MLK Day Recap: The Decolonization of the Sexual and Reproductive Health of BIPOC Communities

A total of 219 people gathered over Zoom for the “The Decolonization of the Sexual and Reprodutive Health of BIPOC Communities” workshop, which centered on the intersection of decolonizing and reproductive justice. 

Elliott Vahey ‘23 and Rachel Retana ‘22 were the hosts of the workshop alongside Assistant Professor of Politics and Gender and Sexuality Studies (GSS) Seulgie Lim and Professor of Sociology Emily Kane, who also serves on the programming committee for GSS. Also present were three students from the “Birthing While Black” course taught by Visiting Assistant Professor of Africana Cassandra Shepard during the fall 2021 semester: Emma Rippey ‘24, Daniah Foster ‘22 and Aaliyah Black ‘22. 

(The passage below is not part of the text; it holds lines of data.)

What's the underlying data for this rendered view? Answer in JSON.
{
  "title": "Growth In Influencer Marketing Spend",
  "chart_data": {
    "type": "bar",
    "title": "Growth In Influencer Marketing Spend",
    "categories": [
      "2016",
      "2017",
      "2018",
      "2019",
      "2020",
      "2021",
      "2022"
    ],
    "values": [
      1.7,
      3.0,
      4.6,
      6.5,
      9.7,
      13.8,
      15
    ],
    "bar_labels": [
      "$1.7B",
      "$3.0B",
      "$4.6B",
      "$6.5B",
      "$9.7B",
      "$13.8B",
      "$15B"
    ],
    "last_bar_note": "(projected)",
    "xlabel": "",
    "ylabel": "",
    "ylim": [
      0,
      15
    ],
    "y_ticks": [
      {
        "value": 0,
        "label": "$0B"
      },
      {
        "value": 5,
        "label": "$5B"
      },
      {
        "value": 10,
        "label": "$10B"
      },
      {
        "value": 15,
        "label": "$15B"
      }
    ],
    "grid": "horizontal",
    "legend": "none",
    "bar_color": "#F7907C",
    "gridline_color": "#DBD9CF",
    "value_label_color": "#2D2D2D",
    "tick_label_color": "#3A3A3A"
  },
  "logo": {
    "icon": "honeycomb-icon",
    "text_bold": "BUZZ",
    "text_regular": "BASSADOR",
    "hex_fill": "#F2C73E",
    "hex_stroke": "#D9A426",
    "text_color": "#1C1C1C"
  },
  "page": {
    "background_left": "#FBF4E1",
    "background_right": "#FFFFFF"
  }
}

The workshop opened with the “Reform and Revolution” visual created by Associate Professor of Critical Race and Indigenous Studies Eve Tuck, who works at the Ontario Institute for Studies in Education at the University of Toronto. Professor Tuck’s visual showed a spectrum between reform and revolution, provoking discussion on the dissatisfaction of having to choose between the two actions. 

Workshop participants were then asked to provide short definitions of decolonization using the chat function in Zoom, producing responses such as “unlearning and reinventing,” “dismantling oppressive systems” and “breaking and rebuilding.” 

Led by Retana and Vahey, the informational part of the workshop ensued, during which the hosts explored external, internal and settler colonialism as well as the history of reproductive rights in America. The videos “The Racist Roots of Reproductive Rights in America” and “What Is Reproductive Justice” raised awareness of the history of eugenics in the U.S., forced sterilization laws and the current pressure low-income women of color face to use birth control. 

Breakout rooms were used twice during the workshop to allow participants to engage in conversation about what they had learned and how to incorporate this knowledge into their everyday practices. 

Toward the conclusion of the workshop, Rippey, Foster and Black presented their thesis and synopsis of papers they had written in Professor Shepard’s “Birthing While Black” course. Rippey spoke of the encouragement or discouragement of Black women’s reproduction as dependent on capitalism; Foster provided solutions to improving the medical care Black women recieve (e.g. holistic forms of healthcare, holding policy makers accountable and providing accessibility); and Black discussed the reproductive technologies that have been developed through the experimentation on Black bodies and their current and historical use for controlling Black women’s bodies. 

The workshop concluded with a brief share-out from breakout rooms.